SB 1001, which became operative on July 1, prohibits the use of undeclared bots to communicate or interact with another person in California online “with the intent to mislead the other person about [the bot’s] artificial identity for the purpose of knowingly deceiving the person about the content of the communication” in order to incentivize a purchase or influence a vote. The law exempts service providers of online platforms from its requirements.

The law defines “bot” as “an automated online account where all or substantially all of the actions or posts of that account are not the result of a person.” A spam Twitter account, for example, would be considered a bot.
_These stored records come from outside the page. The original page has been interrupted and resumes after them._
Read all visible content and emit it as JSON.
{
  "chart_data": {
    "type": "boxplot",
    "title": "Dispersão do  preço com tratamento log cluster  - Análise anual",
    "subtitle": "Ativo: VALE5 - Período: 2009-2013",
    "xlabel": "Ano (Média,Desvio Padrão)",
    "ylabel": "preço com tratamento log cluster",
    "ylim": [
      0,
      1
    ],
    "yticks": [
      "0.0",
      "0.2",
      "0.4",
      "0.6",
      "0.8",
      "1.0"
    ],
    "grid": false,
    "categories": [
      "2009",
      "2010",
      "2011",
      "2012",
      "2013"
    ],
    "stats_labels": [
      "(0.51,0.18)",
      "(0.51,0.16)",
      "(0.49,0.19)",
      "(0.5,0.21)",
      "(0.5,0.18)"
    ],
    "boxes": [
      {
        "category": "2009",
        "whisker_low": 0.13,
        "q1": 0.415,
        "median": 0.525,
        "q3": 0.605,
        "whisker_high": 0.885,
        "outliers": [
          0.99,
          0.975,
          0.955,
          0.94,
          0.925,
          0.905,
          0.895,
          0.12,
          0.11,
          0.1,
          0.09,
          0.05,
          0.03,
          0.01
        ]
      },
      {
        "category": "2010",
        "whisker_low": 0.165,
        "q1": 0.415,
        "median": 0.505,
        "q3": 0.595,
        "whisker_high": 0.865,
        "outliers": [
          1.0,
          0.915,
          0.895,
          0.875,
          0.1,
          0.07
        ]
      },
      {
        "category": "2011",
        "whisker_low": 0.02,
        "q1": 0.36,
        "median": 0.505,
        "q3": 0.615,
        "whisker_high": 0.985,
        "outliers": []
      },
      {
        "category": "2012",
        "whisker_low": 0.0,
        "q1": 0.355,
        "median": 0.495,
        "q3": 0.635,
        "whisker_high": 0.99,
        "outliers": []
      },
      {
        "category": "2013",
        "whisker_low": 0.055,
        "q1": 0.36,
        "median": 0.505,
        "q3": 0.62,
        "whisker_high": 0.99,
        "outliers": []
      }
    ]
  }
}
A person using a bot must disclose the use of the bot to avoid liability. Disclosure must be clear, conspicuous and reasonably designed to inform persons with whom the bot communicates or interacts that it is a bot. “Clear and conspicuous” is not defined by the statute, but other state and federal guidance exists on point, including guidance from the Federal Trade Commission.

Businesses that employ online virtual assistants or bots should ensure, among other things, that the artificial nature of those mechanisms is clearly and conspicuously disclosed to users. They should also reach out to relevant vendors and ensure any vendor-operated bots that appear on the businesses’ websites contain the required disclosures.